Journalist Nabila Ramdani looks at the battles faced by France's colonial troops, both during WWII and after the nation's liberation

Historical black and white photograph of preparations by Allies for Operation Dragoon, to invade the south of France during WWII
Allied troops prepare for Operation Dragoon. Commonly, little mention is made of the colonial French troops who partook in the battle

The eyes of the world were on northern France in June, as thousands gathered for the 80th anniversary of D-Day. 

The liberation of Europe from Nazi tyranny will always be celebrated, and eight decades make for a particularly poignant commemoration – it was undoubtedly be the last significant one for the few surviving veterans. 

The Battle of Normandy will soon disappear from living memory, but the history will continue to be revered. 

Read more: Key quotes from King Charles, Macron and Biden at D-Day commemorations

'Other D-Day' saw similar death and destruction

Far less likely to be remembered so visibly, sadly, is “the other D-Day”, which took place in August 1944, two months after the more famous landings. 

Operation Dragoon saw Allied forces come ashore in Provence to push the Germans out of strongholds in places such as Marseille and Toulon. 

Unlike in Normandy, where only 177 French commandos and 32 paratroopers landed alongside the thousands of troops from other nations, an entire French Army arrived on southern beaches. 

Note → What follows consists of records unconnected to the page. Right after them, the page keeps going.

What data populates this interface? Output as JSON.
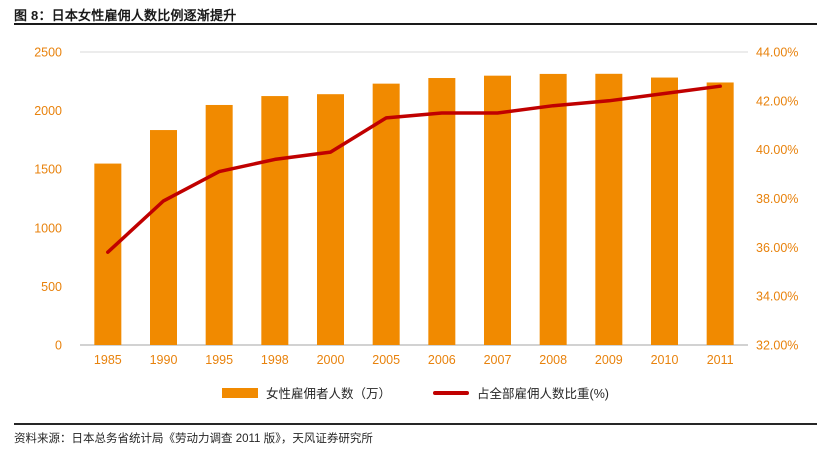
{
  "page": {
    "title": "图 8：日本女性雇佣人数比例逐渐提升",
    "source": "资料来源：日本总务省统计局《劳动力调查 2011 版》，天风证券研究所"
  },
  "colors": {
    "bar": "#F18A00",
    "line": "#C00000",
    "axis_label": "#E8820C",
    "grid": "#D9D9D9",
    "axis_line": "#A6A6A6",
    "text": "#262626"
  },
  "chart_data": {
    "type": "bar+line combo",
    "categories": [
      "1985",
      "1990",
      "1995",
      "1998",
      "2000",
      "2005",
      "2006",
      "2007",
      "2008",
      "2009",
      "2010",
      "2011"
    ],
    "series": [
      {
        "name": "女性雇佣者人数（万）",
        "type": "bar",
        "axis": "left",
        "values": [
          1548,
          1834,
          2048,
          2124,
          2140,
          2230,
          2278,
          2298,
          2313,
          2314,
          2282,
          2240
        ]
      },
      {
        "name": "占全部雇佣人数比重(%)",
        "type": "line",
        "axis": "right",
        "values": [
          35.8,
          37.9,
          39.1,
          39.6,
          39.9,
          41.3,
          41.5,
          41.5,
          41.8,
          42.0,
          42.3,
          42.6
        ]
      }
    ],
    "left_axis": {
      "min": 0,
      "max": 2500,
      "step": 500,
      "ticks": [
        "0",
        "500",
        "1000",
        "1500",
        "2000",
        "2500"
      ]
    },
    "right_axis": {
      "min": 32,
      "max": 44,
      "step": 2,
      "ticks": [
        "32.00%",
        "34.00%",
        "36.00%",
        "38.00%",
        "40.00%",
        "42.00%",
        "44.00%"
      ]
    },
    "grid": "top border only",
    "legend_position": "bottom-center"
  }
}
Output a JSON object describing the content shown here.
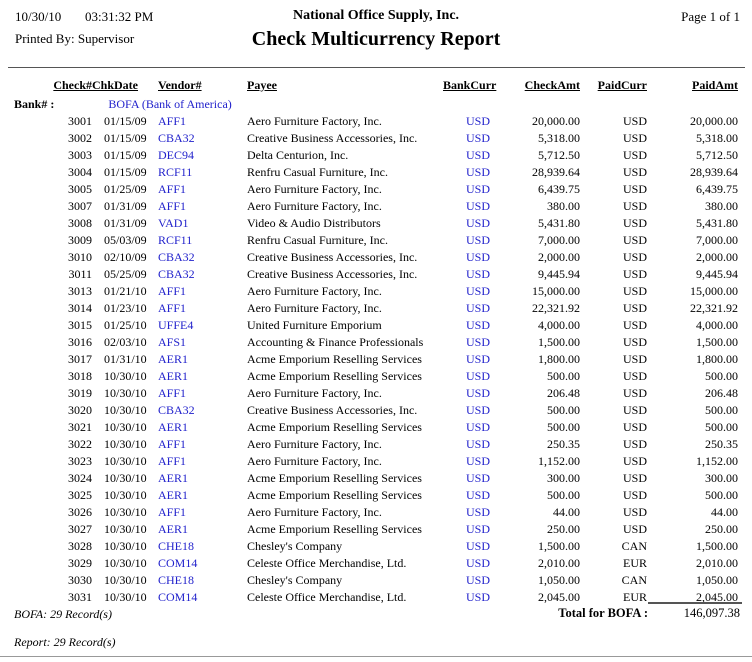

They were mainly colonial soldiers from countries such as Algeria and Senegal – close to half a million men that made up 80% of the French landing forces. 

Their bravery played a huge part in pushing the Third Reich out of France, but Hollywood never thought to make a hit movie akin to The Longest Day or Saving Private Ryan about them. 

Soldiers often forgotten at home and abroad

Even French collective memory has often been extremely selective. 

The only popular film that touches on Operation Dragoon is Indigènes [Natives], which was made in 2007 by French-Algerian director Rachid Bouchareb. 

It was given the very ironic title Days of Glory for English-language audiences and highlights how members of France’s so-called African Army were exploited and humiliated while being used as cannon fodder. 

Very few people in France could put a single name to the dark-skinned men who helped win two World Wars, and indeed who later fought valiantly in horrific conflicts such as Vietnam. 

Instead, all are viewed as faceless statistics. Paris is dotted with plaques recalling those who fell during the liberation of the city in 1944, but you seldom if ever see an Arab or black African-sounding name. 

Few in positions of power acknowledge that some 400,000 French combatants in World War Two alone were from North African colonies, including Algeria, Morocco and Tunisia. 

There were 70,000-odd from Senegal, and other areas of sub-Saharan Africa. 

Casualties among them were absolutely enormous – by the time France surrendered in 1940, some 17,000 of its West African troops were already killed in action. 

As in the south four years later, if they surrendered to fanatical units like the SS, they were executed. 

Liberation 'myth' white-washed photographs 

France’s 2nd Armoured Division – the famous 2e DB which entered Paris after D-Day – contained almost 4,000 North Africans, and many more from black African countries, but you would not know it from looking at the victory parade photos taken on the Champs-Elysées. 

General Charles de Gaulle, leader of the wartime Free French and future president, did not want non-white faces on show, so as to give the impression that his own indigènes had liberated themselves. 

 Read more: De Gaulle’s myth of Paris freeing itself leaves a complex legacy

This whites-only myth was followed up by further appalling treatment of colonial veterans. Most were shipped home and lost all pension rights when their countries were granted independence a few years later. 

Others ended up on decrepit sink estates in France, suffering the kind of racism that still persists to this day. 

Heroes come in all shapes and sizes, and are not always the ones who make headlines, or who end up being played by John Wayne or Tom Hanks. 

After witnessing another round of hugely moving D-Day commemorations, it is certainly worth sparing a thought for the fallen you have never heard of.